1Hartshorn was referring to “An Act to provide for the safe Keeping all Prisoners committed under the Authority of the United States in the several Goals within this Commonwealth,” 26 Feb. 1790 (Mass. Acts and Laws, 16 Jan.–9 March 1790 description begins Acts and Laws, Passed by the General Court of Massachusetts; Begun and held at Boston, in the County of Suffolk, on Wednesday the Twenty-seventh Day of May, Anno Domini, 1789; and from thence continued by Adjournment to Wednesday the thirteenth of January following. Boston [1790]. description ends , p. 47).

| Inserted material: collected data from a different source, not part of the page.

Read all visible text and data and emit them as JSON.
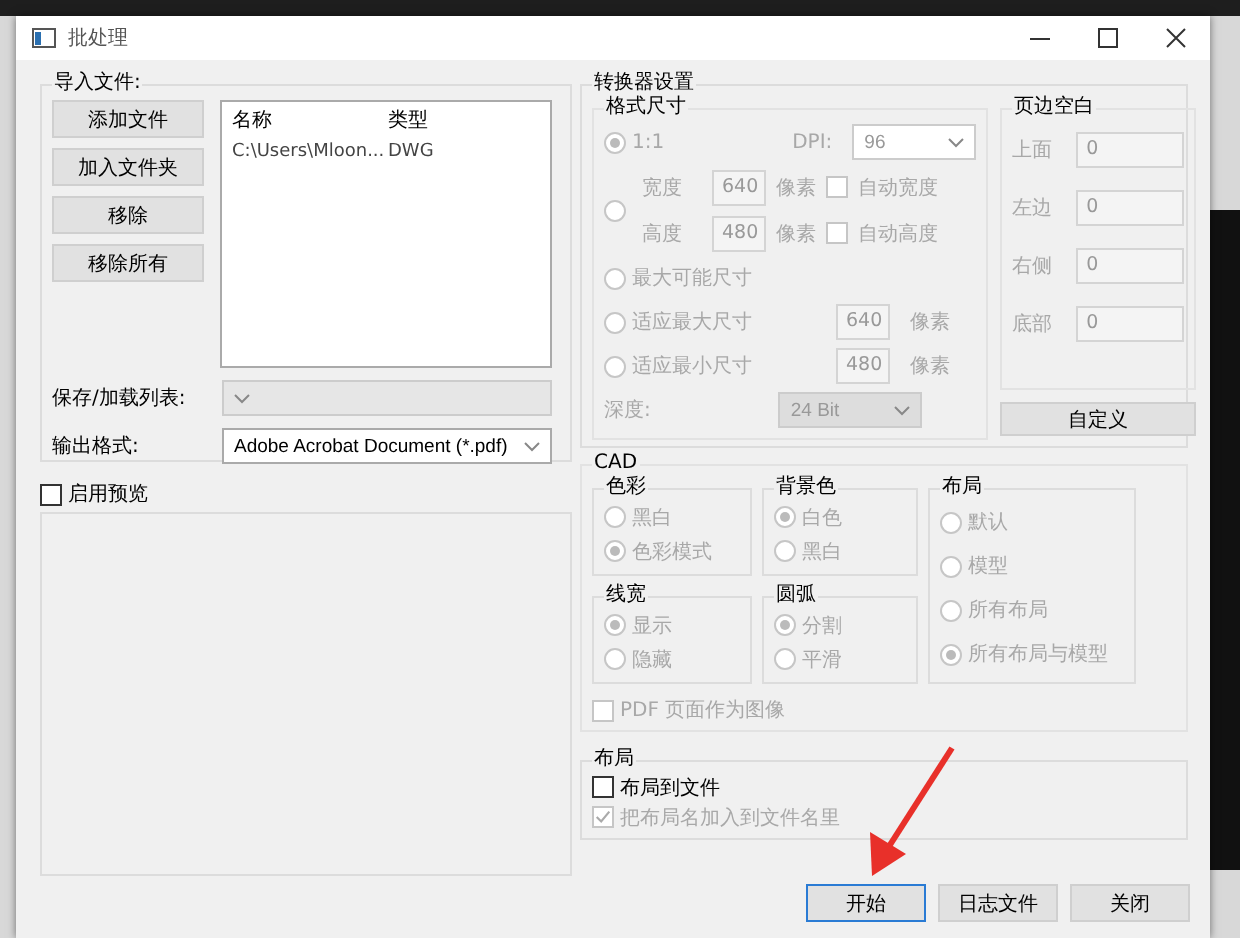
{
  "window": {
    "title": "批处理"
  },
  "import": {
    "title": "导入文件:",
    "buttons": [
      "添加文件",
      "加入文件夹",
      "移除",
      "移除所有"
    ],
    "columns": [
      "名称",
      "类型"
    ],
    "rows": [
      [
        "C:\\Users\\Mloon...",
        "DWG"
      ]
    ]
  },
  "save_list": {
    "label": "保存/加载列表:",
    "disabled": true
  },
  "output_format": {
    "label": "输出格式:",
    "value": "Adobe Acrobat Document (*.pdf)"
  },
  "preview": {
    "label": "启用预览",
    "checked": false
  },
  "converter": {
    "title": "转换器设置",
    "format_size": {
      "title": "格式尺寸",
      "disabled": true,
      "options": [
        {
          "kind": "ratio",
          "label": "1:1",
          "selected": true,
          "dpi_label": "DPI:",
          "dpi": "96"
        },
        {
          "kind": "custom",
          "selected": false,
          "rows": [
            {
              "label": "宽度",
              "value": "640",
              "unit": "像素",
              "auto_label": "自动宽度",
              "auto_checked": false
            },
            {
              "label": "高度",
              "value": "480",
              "unit": "像素",
              "auto_label": "自动高度",
              "auto_checked": false
            }
          ]
        },
        {
          "kind": "plain",
          "label": "最大可能尺寸",
          "selected": false
        },
        {
          "kind": "fit",
          "label": "适应最大尺寸",
          "selected": false,
          "value": "640",
          "unit": "像素"
        },
        {
          "kind": "fit",
          "label": "适应最小尺寸",
          "selected": false,
          "value": "480",
          "unit": "像素"
        }
      ],
      "depth": {
        "label": "深度:",
        "value": "24 Bit"
      }
    },
    "margins": {
      "title": "页边空白",
      "disabled": true,
      "fields": [
        {
          "label": "上面",
          "value": "0"
        },
        {
          "label": "左边",
          "value": "0"
        },
        {
          "label": "右侧",
          "value": "0"
        },
        {
          "label": "底部",
          "value": "0"
        }
      ],
      "button": "自定义"
    }
  },
  "cad": {
    "title": "CAD",
    "disabled": true,
    "groups": [
      {
        "title": "色彩",
        "options": [
          {
            "label": "黑白",
            "selected": false
          },
          {
            "label": "色彩模式",
            "selected": true
          }
        ]
      },
      {
        "title": "线宽",
        "options": [
          {
            "label": "显示",
            "selected": true
          },
          {
            "label": "隐藏",
            "selected": false
          }
        ]
      },
      {
        "title": "背景色",
        "options": [
          {
            "label": "白色",
            "selected": true
          },
          {
            "label": "黑白",
            "selected": false
          }
        ]
      },
      {
        "title": "圆弧",
        "options": [
          {
            "label": "分割",
            "selected": true
          },
          {
            "label": "平滑",
            "selected": false
          }
        ]
      },
      {
        "title": "布局",
        "options": [
          {
            "label": "默认",
            "selected": false
          },
          {
            "label": "模型",
            "selected": false
          },
          {
            "label": "所有布局",
            "selected": false
          },
          {
            "label": "所有布局与模型",
            "selected": true
          }
        ]
      }
    ],
    "pdf_as_image": {
      "label": "PDF 页面作为图像",
      "checked": false
    }
  },
  "layout": {
    "title": "布局",
    "options": [
      {
        "label": "布局到文件",
        "checked": false,
        "disabled": false
      },
      {
        "label": "把布局名加入到文件名里",
        "checked": true,
        "disabled": true
      }
    ]
  },
  "footer": {
    "buttons": [
      {
        "label": "开始",
        "focused": true
      },
      {
        "label": "日志文件",
        "focused": false
      },
      {
        "label": "关闭",
        "focused": false
      }
    ]
  }
}
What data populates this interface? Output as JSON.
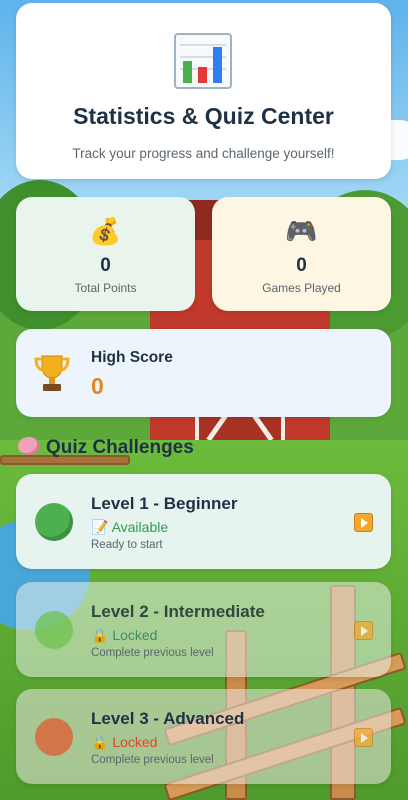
{
  "header": {
    "icon": "bar-chart-icon",
    "title": "Statistics & Quiz Center",
    "subtitle": "Track your progress and challenge yourself!"
  },
  "stats": [
    {
      "icon": "money-bag-icon",
      "glyph": "💰",
      "value": "0",
      "label": "Total Points"
    },
    {
      "icon": "gamepad-icon",
      "glyph": "🎮",
      "value": "0",
      "label": "Games Played"
    }
  ],
  "high_score": {
    "icon": "trophy-icon",
    "label": "High Score",
    "value": "0"
  },
  "quiz": {
    "section_icon": "brain-icon",
    "section_title": "Quiz Challenges",
    "levels": [
      {
        "title": "Level 1 - Beginner",
        "status_icon": "memo-icon",
        "status_glyph": "📝",
        "status": "Available",
        "hint": "Ready to start",
        "color": "#4caf50",
        "status_color": "#2e9e4f",
        "action_icon": "play-icon"
      },
      {
        "title": "Level 2 - Intermediate",
        "status_icon": "lock-icon",
        "status_glyph": "🔒",
        "status": "Locked",
        "hint": "Complete previous level",
        "color": "#6cc04a",
        "status_color": "#3f8f58",
        "action_icon": "play-icon"
      },
      {
        "title": "Level 3 - Advanced",
        "status_icon": "lock-icon",
        "status_glyph": "🔒",
        "status": "Locked",
        "hint": "Complete previous level",
        "color": "#e2572b",
        "status_color": "#d9482b",
        "action_icon": "play-icon"
      }
    ]
  }
}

2For the case of Samuel Rogers, see Edmund Randolph to GW, 4 Nov. 1794, n.1. Joseph Hood, convicted of manslaughter on the high seas, had received a sentence of eighteen months and a fine of $500. GW pardoned Hood on 2 Jan. 1796. In doing so, the president asserted that the prisoner had sent a petition to him for a remission of the sentence because “he has already sustained an imprisonment of many months before his trial and hath an aged mother to maintain.” GW certified Hood’s “character and conduct” as “otherwise fair and honest” (LB, DNA: RG 59, Copies of Presidential Pardons and Remissions, 1794–1893; copy, DNA: RG 59, Miscellaneous Letters).

3Nathan Goodale (1741–1806) graduated from Harvard College in 1759 and was a merchant at Salem before being appointed clerk of the Massachusetts District Court in 1789.